Figuring out how much to charge is a big learning curve for any business owner. The answer to how to approach it will fluctuate as circumstances and markets change. It is important to revisit the question throughout the lifecycle of your business.
There is no magic formula
All businesses are unique, with an individual offering of products and services. Before you set your pricing, It’s important to look at the whole picture. This will help to ensure you are being strategic and not just following trends.
Gather the data
To get started, you need to gather as much information as possible. Block out some time to sit down with your business data and strategies. Pricing is essentially figuring out where your products and services are positioned in the market. So keep your business strategies top of mind. It doesn’t have to be a confusing exercise. Just grab a coffee and get started.
Here are the first steps to consider:
- Record all the costs involved in production. Make sure you include indirect costs, such as assets, insurances, licenses and legal costs.
- Now that you have your outlay, consider your current profit margin or what margin you require. Remember there is a difference between net and gross profit margins. Net margins take all operating costs into account.

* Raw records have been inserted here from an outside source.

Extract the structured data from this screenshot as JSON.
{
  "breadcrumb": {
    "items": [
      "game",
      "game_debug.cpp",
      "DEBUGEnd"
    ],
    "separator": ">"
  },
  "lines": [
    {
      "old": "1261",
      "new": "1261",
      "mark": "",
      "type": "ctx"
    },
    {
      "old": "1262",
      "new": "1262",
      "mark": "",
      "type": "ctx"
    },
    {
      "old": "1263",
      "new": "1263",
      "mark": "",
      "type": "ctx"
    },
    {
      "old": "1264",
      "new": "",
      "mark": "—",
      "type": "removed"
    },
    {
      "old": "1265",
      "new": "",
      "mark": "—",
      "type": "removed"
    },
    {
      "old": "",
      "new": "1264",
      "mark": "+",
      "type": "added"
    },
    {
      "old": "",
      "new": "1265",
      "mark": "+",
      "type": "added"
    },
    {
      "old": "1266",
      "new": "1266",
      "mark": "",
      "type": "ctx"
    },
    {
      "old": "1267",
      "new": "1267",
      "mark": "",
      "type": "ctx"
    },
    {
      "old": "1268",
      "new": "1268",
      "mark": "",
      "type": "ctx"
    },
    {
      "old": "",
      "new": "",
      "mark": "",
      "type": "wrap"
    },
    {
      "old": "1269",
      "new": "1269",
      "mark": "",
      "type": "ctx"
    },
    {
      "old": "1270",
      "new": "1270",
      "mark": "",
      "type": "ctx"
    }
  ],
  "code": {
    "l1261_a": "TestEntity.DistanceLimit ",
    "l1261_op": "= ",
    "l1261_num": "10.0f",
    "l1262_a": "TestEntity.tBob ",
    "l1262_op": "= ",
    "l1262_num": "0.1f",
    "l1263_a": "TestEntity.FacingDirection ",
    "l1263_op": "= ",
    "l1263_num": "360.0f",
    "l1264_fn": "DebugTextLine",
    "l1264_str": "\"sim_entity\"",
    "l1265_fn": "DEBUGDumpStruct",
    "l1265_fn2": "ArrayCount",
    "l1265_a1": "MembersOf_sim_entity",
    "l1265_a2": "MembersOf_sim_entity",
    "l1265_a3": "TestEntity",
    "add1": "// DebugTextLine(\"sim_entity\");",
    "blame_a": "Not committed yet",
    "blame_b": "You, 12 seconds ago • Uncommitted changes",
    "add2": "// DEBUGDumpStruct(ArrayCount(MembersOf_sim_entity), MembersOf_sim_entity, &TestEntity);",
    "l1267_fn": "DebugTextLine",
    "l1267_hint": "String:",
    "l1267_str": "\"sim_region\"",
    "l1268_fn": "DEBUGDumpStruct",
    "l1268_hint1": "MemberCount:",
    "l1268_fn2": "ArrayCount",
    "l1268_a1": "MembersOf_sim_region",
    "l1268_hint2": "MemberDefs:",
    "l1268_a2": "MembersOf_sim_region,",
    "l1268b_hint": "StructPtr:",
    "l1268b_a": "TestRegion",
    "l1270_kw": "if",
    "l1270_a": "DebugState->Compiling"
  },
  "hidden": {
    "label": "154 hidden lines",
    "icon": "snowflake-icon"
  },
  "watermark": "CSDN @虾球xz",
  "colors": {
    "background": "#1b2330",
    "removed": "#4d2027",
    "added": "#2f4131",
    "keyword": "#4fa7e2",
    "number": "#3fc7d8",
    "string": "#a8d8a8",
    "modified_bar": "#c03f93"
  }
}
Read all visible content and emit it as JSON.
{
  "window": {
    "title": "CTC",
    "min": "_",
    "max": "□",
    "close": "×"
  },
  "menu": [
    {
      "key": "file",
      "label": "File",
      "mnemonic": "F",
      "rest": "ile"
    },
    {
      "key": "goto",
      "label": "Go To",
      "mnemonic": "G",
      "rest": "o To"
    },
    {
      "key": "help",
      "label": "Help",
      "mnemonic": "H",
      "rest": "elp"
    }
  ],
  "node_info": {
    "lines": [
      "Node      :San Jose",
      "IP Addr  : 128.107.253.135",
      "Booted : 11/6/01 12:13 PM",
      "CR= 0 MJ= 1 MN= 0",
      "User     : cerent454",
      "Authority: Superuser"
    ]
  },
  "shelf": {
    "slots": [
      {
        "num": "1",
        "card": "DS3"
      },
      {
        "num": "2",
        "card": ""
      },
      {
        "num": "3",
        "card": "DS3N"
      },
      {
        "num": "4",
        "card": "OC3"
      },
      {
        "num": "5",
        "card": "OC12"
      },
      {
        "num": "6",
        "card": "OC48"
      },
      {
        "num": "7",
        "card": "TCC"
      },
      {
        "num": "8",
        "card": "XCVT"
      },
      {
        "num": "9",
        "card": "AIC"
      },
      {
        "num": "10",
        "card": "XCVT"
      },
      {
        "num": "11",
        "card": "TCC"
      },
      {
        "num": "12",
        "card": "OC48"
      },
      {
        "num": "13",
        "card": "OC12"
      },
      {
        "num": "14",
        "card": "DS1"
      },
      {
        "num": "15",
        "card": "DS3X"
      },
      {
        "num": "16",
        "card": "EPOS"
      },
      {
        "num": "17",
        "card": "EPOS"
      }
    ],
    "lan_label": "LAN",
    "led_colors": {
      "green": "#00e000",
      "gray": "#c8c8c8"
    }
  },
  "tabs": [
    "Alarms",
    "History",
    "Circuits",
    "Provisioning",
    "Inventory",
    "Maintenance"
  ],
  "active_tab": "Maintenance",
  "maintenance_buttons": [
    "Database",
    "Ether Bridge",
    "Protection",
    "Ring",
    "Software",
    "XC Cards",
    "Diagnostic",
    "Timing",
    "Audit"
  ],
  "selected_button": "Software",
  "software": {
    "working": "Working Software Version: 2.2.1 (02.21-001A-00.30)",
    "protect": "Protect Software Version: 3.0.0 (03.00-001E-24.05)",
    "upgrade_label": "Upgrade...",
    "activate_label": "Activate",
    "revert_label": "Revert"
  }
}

- Do your competitor research. Be thorough in understanding the market and what others are charging for the same service or product or variations of this. What unique selling points (USPs) does your business have that allow you to vary your prices?
- Think about your offerings. What extra benefits or offerings do you have that can affect your pricing? Think about cheap and no-frills on one end of the spectrum, versus high-end premium products. Can you create different products at different prices to cater to different segments of the market?
Don’t forget to check in on your pricing regularly to make sure you’re keeping up with your customers and staying ahead of the game.